As he was sitting there, an ancient man hobbled by, assisted by a cane. He looked like he’d been dressed by somebody else, in a floppy-brimmed boonie hat, a T-shirt that said “Chairman of the Board” over a black-and-white photo of Frank Sinatra, and faded madras shorts. He was wearing black over-the-calf socks and sandals. His legs looked like they came off a café table.

He stopped on the sidewalk and eyed Virgil. “What are you looking at?”

Virgil said, “Mostly, the girls going by.”

“Oh. Yeah. I used to do that,” the old man said. After a moment’s thought: “I just can’t remember why.”

He went on his way.

A half hour after Gupti-Mack said she’d be twenty minutes, a red-eyed woman walked out, dabbing at her eye sockets with a Kleenex. As Virgil stood up, she said, “I hope you’re not here to harass Dr. Gupti.”
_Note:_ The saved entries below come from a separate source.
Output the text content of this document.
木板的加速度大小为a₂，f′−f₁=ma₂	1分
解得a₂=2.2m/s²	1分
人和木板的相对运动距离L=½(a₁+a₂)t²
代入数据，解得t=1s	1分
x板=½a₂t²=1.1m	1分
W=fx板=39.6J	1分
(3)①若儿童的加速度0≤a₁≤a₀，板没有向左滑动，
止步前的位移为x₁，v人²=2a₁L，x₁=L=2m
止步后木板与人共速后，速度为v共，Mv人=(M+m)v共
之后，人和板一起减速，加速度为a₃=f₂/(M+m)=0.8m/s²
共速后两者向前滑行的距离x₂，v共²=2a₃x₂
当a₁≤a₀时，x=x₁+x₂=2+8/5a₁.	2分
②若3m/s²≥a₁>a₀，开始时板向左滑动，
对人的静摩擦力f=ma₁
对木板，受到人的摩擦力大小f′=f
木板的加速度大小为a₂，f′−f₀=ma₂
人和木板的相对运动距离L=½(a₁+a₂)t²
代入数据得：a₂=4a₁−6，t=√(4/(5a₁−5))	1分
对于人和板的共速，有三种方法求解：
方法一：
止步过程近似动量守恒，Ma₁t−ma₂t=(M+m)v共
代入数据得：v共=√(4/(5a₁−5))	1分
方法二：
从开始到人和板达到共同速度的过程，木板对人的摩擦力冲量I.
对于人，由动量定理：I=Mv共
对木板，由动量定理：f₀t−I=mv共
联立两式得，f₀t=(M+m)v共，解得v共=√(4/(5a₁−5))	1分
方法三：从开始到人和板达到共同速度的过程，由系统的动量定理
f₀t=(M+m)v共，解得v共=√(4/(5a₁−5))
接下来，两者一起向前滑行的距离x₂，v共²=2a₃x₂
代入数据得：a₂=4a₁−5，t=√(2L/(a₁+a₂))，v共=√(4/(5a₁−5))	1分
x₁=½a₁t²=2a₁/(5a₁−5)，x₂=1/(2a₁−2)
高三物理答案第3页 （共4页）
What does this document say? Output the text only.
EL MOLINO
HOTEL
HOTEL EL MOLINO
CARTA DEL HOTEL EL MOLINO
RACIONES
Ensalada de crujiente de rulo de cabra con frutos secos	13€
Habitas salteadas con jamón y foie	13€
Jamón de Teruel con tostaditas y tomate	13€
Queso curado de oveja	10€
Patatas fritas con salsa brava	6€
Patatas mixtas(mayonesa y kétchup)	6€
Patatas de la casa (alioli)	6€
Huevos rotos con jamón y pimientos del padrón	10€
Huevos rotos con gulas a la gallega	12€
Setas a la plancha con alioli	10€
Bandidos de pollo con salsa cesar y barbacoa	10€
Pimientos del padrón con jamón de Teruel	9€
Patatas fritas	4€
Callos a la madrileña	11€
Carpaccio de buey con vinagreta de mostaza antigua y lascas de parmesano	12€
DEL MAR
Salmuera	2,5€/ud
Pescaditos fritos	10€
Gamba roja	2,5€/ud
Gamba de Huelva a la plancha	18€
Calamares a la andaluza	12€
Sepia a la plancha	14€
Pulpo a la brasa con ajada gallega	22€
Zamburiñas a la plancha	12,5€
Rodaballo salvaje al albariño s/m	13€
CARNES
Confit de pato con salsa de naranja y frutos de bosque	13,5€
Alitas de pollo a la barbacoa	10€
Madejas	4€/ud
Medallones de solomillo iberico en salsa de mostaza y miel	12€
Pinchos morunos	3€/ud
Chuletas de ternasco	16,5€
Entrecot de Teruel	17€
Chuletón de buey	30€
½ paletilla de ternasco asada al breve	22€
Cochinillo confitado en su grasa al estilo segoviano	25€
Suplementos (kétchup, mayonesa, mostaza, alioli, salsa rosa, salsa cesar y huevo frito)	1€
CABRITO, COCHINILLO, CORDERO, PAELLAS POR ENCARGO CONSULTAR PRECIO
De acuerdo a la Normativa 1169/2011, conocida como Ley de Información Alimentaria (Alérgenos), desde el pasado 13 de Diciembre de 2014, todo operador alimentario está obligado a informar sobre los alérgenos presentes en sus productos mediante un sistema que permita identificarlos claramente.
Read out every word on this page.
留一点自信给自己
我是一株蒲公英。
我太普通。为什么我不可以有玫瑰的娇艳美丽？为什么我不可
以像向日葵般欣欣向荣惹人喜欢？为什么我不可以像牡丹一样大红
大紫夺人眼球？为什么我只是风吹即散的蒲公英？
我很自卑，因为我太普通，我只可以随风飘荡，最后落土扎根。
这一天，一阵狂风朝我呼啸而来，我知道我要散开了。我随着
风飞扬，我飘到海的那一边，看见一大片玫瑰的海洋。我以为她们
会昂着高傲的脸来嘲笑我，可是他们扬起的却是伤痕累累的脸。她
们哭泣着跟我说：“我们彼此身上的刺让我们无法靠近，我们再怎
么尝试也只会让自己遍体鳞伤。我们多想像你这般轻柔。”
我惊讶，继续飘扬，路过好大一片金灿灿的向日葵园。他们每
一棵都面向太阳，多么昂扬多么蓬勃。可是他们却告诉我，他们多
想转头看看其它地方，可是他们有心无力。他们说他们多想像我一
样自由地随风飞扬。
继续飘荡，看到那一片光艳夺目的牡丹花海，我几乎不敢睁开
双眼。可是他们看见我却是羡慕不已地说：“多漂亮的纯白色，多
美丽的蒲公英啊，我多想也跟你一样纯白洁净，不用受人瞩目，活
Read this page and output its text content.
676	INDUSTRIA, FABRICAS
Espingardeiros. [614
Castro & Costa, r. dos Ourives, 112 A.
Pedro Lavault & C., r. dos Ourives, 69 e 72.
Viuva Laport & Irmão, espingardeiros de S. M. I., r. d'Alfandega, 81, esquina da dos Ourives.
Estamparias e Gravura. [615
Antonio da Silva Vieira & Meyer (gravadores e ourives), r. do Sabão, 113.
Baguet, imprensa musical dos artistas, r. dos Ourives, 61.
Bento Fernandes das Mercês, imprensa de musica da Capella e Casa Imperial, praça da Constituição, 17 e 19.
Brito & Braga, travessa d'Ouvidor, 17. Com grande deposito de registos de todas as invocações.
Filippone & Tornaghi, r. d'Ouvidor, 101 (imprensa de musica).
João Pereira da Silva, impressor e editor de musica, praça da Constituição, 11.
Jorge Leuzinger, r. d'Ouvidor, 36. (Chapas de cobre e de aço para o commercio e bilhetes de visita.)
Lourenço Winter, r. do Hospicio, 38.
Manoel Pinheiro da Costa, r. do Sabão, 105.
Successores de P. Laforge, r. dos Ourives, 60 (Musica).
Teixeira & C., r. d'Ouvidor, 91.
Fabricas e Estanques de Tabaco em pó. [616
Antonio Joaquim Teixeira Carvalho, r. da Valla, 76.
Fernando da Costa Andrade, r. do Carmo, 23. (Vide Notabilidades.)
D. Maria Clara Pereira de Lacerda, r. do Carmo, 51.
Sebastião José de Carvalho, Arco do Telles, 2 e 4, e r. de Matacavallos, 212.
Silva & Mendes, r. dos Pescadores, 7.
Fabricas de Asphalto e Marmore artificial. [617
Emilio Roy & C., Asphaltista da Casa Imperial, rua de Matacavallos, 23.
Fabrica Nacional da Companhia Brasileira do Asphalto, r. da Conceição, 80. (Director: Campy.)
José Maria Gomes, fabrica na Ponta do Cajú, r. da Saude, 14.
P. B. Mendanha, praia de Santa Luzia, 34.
“No, I’m not,” Virgil said.

“You’d better not be. My husband’s a lawyer and he’d be on you like a permanent wave.”

“I’m…” Virgil realized he had no place to go with the conversation-he didn’t even know what a permanent wave was-so he fished a business card out of his pocket and handed it to her. “If your husband thinks he needs to talk to me, my number is on the card.”